This largesse by the government, unfortunately, is being run by increasing India's current account deficit. In simple terms it means we as a nation spend more money than we earn in a year. The only way this can be done is by taking on additional debt. Again in simple terms, it means the government floats debt paper (fixed deposits) and the banks, institutions and the public buy it using their savings. Think PPF, NSC, KVP, Infrastructure bonds, T-bills etc.

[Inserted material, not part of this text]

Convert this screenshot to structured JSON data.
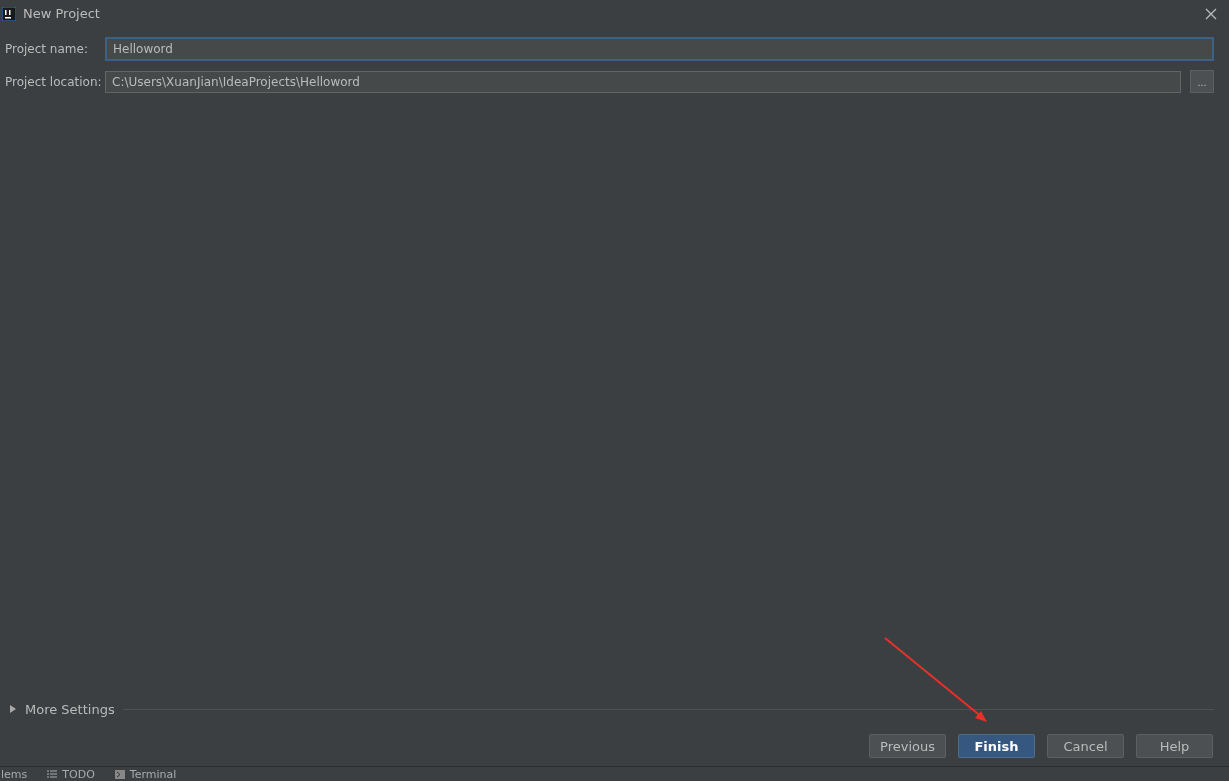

This whole affair is not sustainable in the long run unless the country starts printing more paper currency thereby boosting inflation. And inflation, my friend, is the poison that kills slowly. Coming back to the employment guarantee scheme. The practice of giving away money (Rs 10,000 = 100 days x Rs. 100) to people is never a good idea. I am saying giving away because India's corruption is institutionalized so I am more or less certain that very little actual work is happening to justify this expense (refer: http://www.sfgate.com/cgi-bin/article.cgi?f=/c/a/2008/11/28/MNVB13VKMC.DTL).
In such a scenario, there has been a multifaceted impact. Here are the main ones:-
- Beneficiaries of this scheme are consuming more (primarily food) as they now have more disposable income resulting in spiraling food inflation.
- Unavailability of unskilled labor for most industrial and real-estate work thus jacking up the cost of most labor intensive production processes.
- Setting an extremely dangerous precedent for people that it is their right to get paid without having to work for it. This is another subtler version of the subsidy scheme and very very difficult for successive governments to remove and attract the "anti-people" tagging.
As a populist policy, this will probably win some votes but economically it is bringing the country a bit more closer to disaster!